Le projet de loi 54 : Un premier pas dans la bonne direction

Le projet de loi 54 : Un premier pas dans la bonne direction

Par : Patricia Bittar

Attendu depuis longtemps, réclamé par les défenseurs des droits des animaux, dont les près de 53 000 signataires du Manifeste pour une évolution du statut juridique des animaux dans le Code civil du Québeci, le projet de loi visant l’amélioration de la situation juridique de l’animal se veut une réponse aux changements de mentalités que l’on constate depuis quelques années dans la société québécoise vis-à-vis du traitement à accorder aux animaux, une « préoccupation sociétale », selon les termes même du projet de loi. De prime abord, nous souhaitons féliciter le législateur pour sa démarche historique, pour le Québec, visant à donner aux animaux non humains un statut qui reflète leur nature d’êtres sensibles. Nous appuyons ce projet de loi et souhaitons qu’il soit adopté avec diligence. Nous saluons son inscription dans le XXIe siècle, celui de l’intensification des prises de position et des dénonciations tant des penseurs, philosophes, sociologues et autres, que des citoyens alarmés par les images insoutenables rendues accessibles grâce au courage d’activistes et au relais des médias sociaux.

Par contre, si l’intention du législateur est louable, la portée du projet de loi, quant à elle, nous apparaît à plusieurs égards limitée. Elle ne peut mener aux changements qu’une saine perception de la tragique réalité vécue par les animaux non humains laisserait espérer. Par ses exclusions, par ses omissions, par son incapacité à démontrer sa réelle application, la loi envisagée nous semble incomplète.

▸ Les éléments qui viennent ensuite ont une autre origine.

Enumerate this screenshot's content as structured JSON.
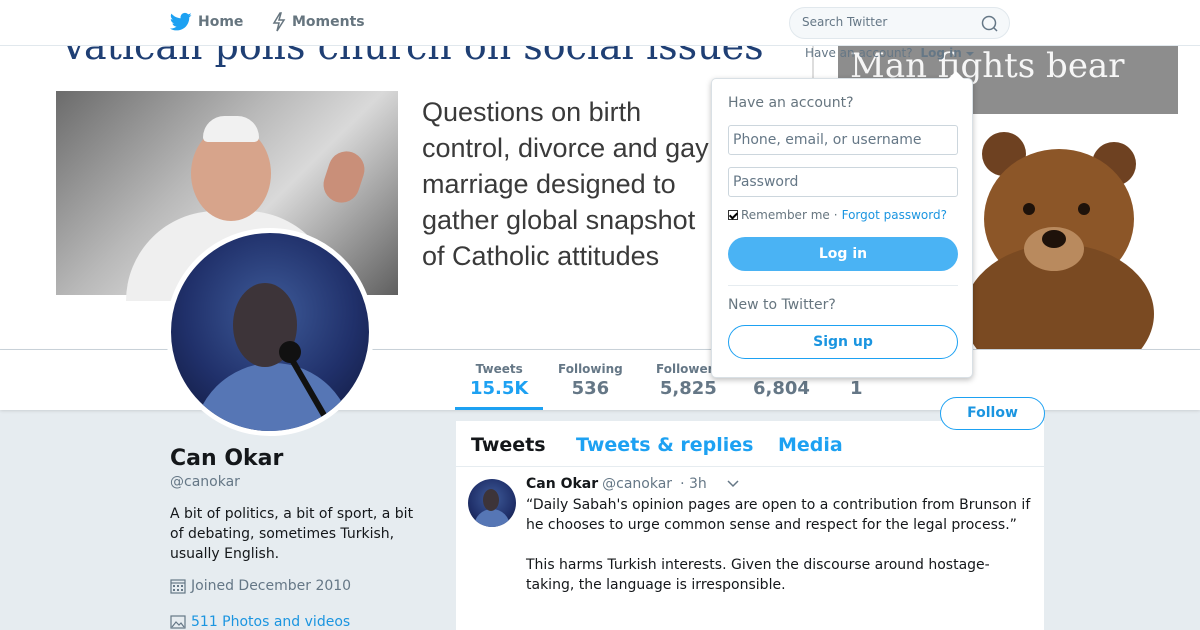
{
  "nav": {
    "home_label": "Home",
    "moments_label": "Moments",
    "search_placeholder": "Search Twitter"
  },
  "login_strip": {
    "have_account": "Have an account?",
    "login_label": "Log in"
  },
  "login_dropdown": {
    "heading": "Have an account?",
    "username_placeholder": "Phone, email, or username",
    "password_placeholder": "Password",
    "remember_label": "Remember me",
    "separator": "·",
    "forgot_label": "Forgot password?",
    "login_button": "Log in",
    "new_to_label": "New to Twitter?",
    "signup_button": "Sign up"
  },
  "banner": {
    "headline": "Vatican polls church on social issues",
    "article_text": "Questions on birth control, divorce and gay marriage designed to gather global snapshot of Catholic attitudes",
    "bear_headline": "Man fights bear"
  },
  "stats": [
    {
      "label": "Tweets",
      "value": "15.5K"
    },
    {
      "label": "Following",
      "value": "536"
    },
    {
      "label": "Followers",
      "value": "5,825"
    },
    {
      "label": "",
      "value": "6,804"
    },
    {
      "label": "",
      "value": "1"
    }
  ],
  "follow_button": "Follow",
  "profile": {
    "name": "Can Okar",
    "handle": "@canokar",
    "bio": "A bit of politics, a bit of sport, a bit of debating, sometimes Turkish, usually English.",
    "joined": "Joined December 2010",
    "photos": "511 Photos and videos"
  },
  "timeline": {
    "tabs": [
      "Tweets",
      "Tweets & replies",
      "Media"
    ],
    "tweet": {
      "name": "Can Okar",
      "handle": "@canokar",
      "time": "· 3h",
      "text1": "“Daily Sabah's opinion pages are open to a contribution from Brunson if he chooses to urge common sense and respect for the legal process.”",
      "text2": "This harms Turkish interests. Given the discourse around hostage-taking, the language is irresponsible."
    }
  },
  "colors": {
    "accent": "#1da1f2",
    "link": "#1b95e0",
    "muted": "#657786",
    "background": "#e6ecf0"
  },
  "icons": {
    "nav_home": "twitter-bird-icon",
    "nav_moments": "lightning-icon",
    "search": "search-icon",
    "caret": "chevron-down-icon",
    "joined": "calendar-icon",
    "photos": "photo-icon"
  }
}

Et pourtant la pente à remonter est longue au Québec. La réputation de la province au chapitre du traitement réservé aux animaux et des pénalités encourues est aujourd’hui bien connue et ne nous fait pas gloire. Le Québec s’est classé, en 2014, au dernier rang des provinces canadiennes en termes de protection animale, et ce pour une troisième année de suite.ii La toile foisonne d’exemples de négligence, de maltraitance et de cruauté animale : massacres dans les abattoirs, usines à chiots découvertes les unes après les autres, chevaux de calèches négligés et utilisés jusqu’à épuisement, abandons de chiens et de chats lors des déménagements, inertie des autorités quand des animaux en détresse leur sont signalés, et nous en passons. Dans un texte intitulé Droit des animaux. Mettre fin à la cruautéiii, le Barreau du Québec parle de situation inquiétante et soulève cette triste réputation de notre province, notamment en ce qui a trait aux usines à chiots, en faisant appel au public pour la dénoncer. Le document du Barreau remonte à l’année 2008; sept ans plus tard nous constatons que les choses n’ont pas changé. Peut-être même ont-elles empirées si l’on tient compte du fait que des outils facilitant la traite d’animaux, comme Kijiji, s’ils existaient alors n’avaient pas la popularité qu’ils connaissent aujourd’hui. La cruauté envers les animaux est un problème de société, elle « peut être un marqueur de violence envers les êtres humains. »iv Nous devons la prendre très au sérieux, pour le bien de tous les animaux, humains et non humains.

Non seulement, le projet de loi nous semble incomplet, mais aussi pêche-t-il, à notre avis, par le vocabulaire que le législateur lui a choisi.

Les mots pour le dire

Les mots ne sont pas de simples graphies, ils sont porteurs de sens. Quand, d’un côté, le législateur propose de changer le statut juridique des animaux et que de l’autre, le vocabulaire de son projet de loi reste celui des textes actuels, comment peut-on espérer un réel changement? Les mentalités s’ancrent dans la tradition, dans le confort de ce qui a toujours été; elles sont bercées par la récurrence de croyances excessivement difficiles à déloger. Et, les mots qui ont forgé ces mentalités sont lourds de sens. Dans le cas de la distance qu’ils ont instituée entre les humains et les autres animaux, ils ont fait découler, au fil du temps, d’une codification tout un système de dévalorisation et de hiérarchisation. Cette codification n’est pas innocente, elle porte ses intentions. Dans leur élan à hiérarchiser pour dominer, les humains ont utilisé des mots différents pour décrire une même fonction, chez les vertébrés notamment. Ainsi, pour respirer, l’humain a son nez, mais l’animal son museau; pour se mouvoir, il a ses jambes, l’animal ses pattes; pour manger, sa bouche, l’animal, sa gueule. Cette différence dans le langage, dans les mots utilisés pour décrire une même fonction, a eu son poids de répercussions sur l’image projetée des uns et des autres dans la psyché collective : les animaux non humains sont différents, donc inégaux et inférieurs.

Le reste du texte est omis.